Sexual Health for Transgender People

Sexual health is a right of all people, regardless of gender identity. Yet, questions surrounding the sexuality of trans people often go unanswered: are different precautions needed? How does prevention work with a changing body? What screenings are necessary?

The starting answer is simple: the fundamental rules of sexual health are the same for everyone. Condom use, regular testing, open communication with partners. There are no “special risks” linked to being transgender. However, there are anatomical and hormonal specificities that are useful to know in order to take complete care of yourself.

This article compiles the scientific evidence and recommendations from major health organizations — CDC, WPATH, UCSF — to provide a practical, up-to-date guide.

Prevention of Sexually Transmitted Infections

The Basics Apply to Everyone

Sexually transmitted infections (STIs) are transmitted through contact with mucous membranes, body fluids, and micro-abrasions of the skin, regardless of the gender of the people involved. The CDC guidelines for transgender and gender diverse persons recommend the same prevention strategies applicable to the general population: correct and consistent condom use, periodic testing, and access to available vaccines (hepatitis A and B, HPV, mpox) [1].

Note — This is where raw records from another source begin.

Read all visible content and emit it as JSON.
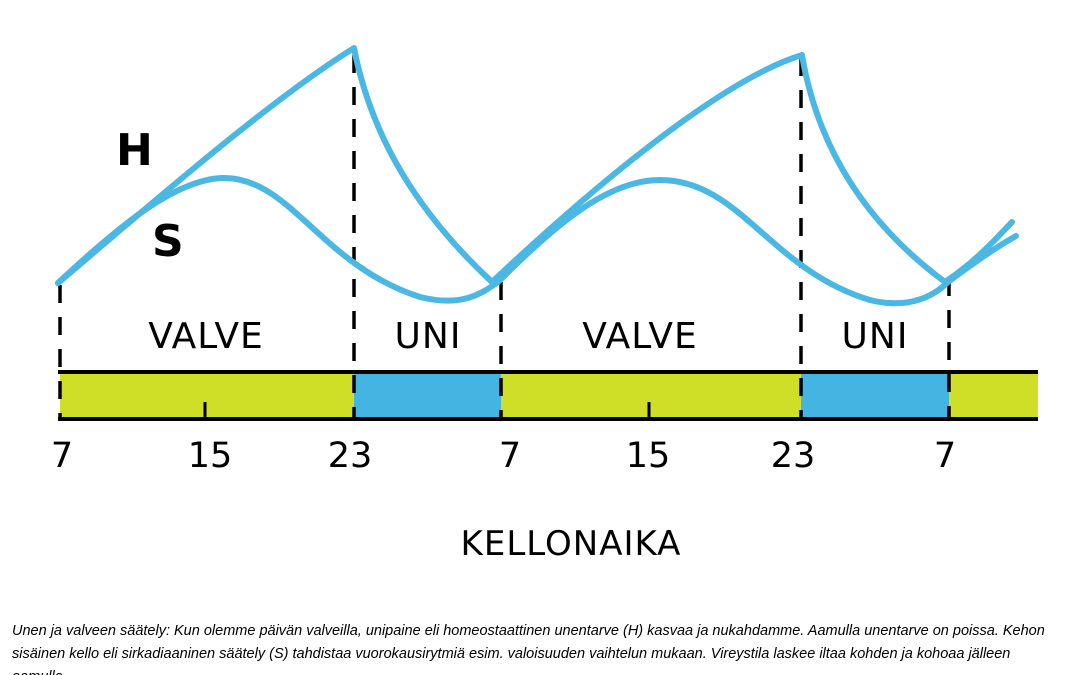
{
  "diagram": {
    "curves": {
      "h": {
        "label": "H",
        "color": "#4bb8e4"
      },
      "s": {
        "label": "S",
        "color": "#4bb8e4"
      }
    },
    "phases": [
      {
        "label": "VALVE",
        "state": "wake",
        "color": "#cfdf27"
      },
      {
        "label": "UNI",
        "state": "sleep",
        "color": "#44b4e2"
      },
      {
        "label": "VALVE",
        "state": "wake",
        "color": "#cfdf27"
      },
      {
        "label": "UNI",
        "state": "sleep",
        "color": "#44b4e2"
      }
    ],
    "time_ticks": [
      "7",
      "15",
      "23",
      "7",
      "15",
      "23",
      "7"
    ],
    "axis_title": "KELLONAIKA"
  },
  "caption": "Unen ja valveen säätely: Kun olemme päivän valveilla, unipaine eli homeostaattinen unentarve (H) kasvaa ja nukahdamme. Aamulla unentarve on poissa. Kehon sisäinen kello eli sirkadiaaninen säätely (S) tahdistaa vuorokausirytmiä esim. valoisuuden vaihtelun mukaan. Vireystila laskee iltaa kohden ja kohoaa jälleen aamulla."
}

A specific aspect concerns anatomy-based screening. The CDC recommends performing STI tests on all mucosal sites exposed during sexual activity, regardless of the person’s gender [1]. For trans women who have undergone vaginoplasty, screening should include the neovagina. For trans men who have not undergone vaginectomy, cervical testing remains indicated.

Condoms with Different Anatomies

The external (male) condom fits any penis and is effective regardless of whether the person is cis or trans. The internal (female) condom can be used in the vagina, neovagina, or rectum. The choice depends on anatomy and type of intercourse, not on gender.

For people who have undergone vaginoplasty, the internal condom can be used in the neovagina, but it is important to use a sufficient amount of water-based lubricant, as the neovagina does not produce natural lubrication. For trans men taking testosterone, the same recommendation applies: testosterone-induced vaginal atrophy reduces lubrication and thins vaginal walls, making lubricant essential to reduce the risk of micro-abrasions.

Effects of Hormone Therapy on STI Vulnerability

Testosterone therapy in trans men causes changes in vaginal mucosa similar to those of menopause: thinning of the epithelium, reduction of protective lactobacilli, decreased glycogen, and reduced lubrication. A 2022 study documented that these vaginal microbiome changes can increase susceptibility to sexually transmitted infections because epithelial barrier integrity is compromised [8].

This does not mean testosterone makes sex dangerous. It means that lubricant and condom use becomes particularly important to protect a more fragile mucosa. Low-dose topical estrogen treatment applied directly to the vaginal area can counteract atrophy without interfering with testosterone therapy: it is a localized intervention that does not alter systemic hormone levels.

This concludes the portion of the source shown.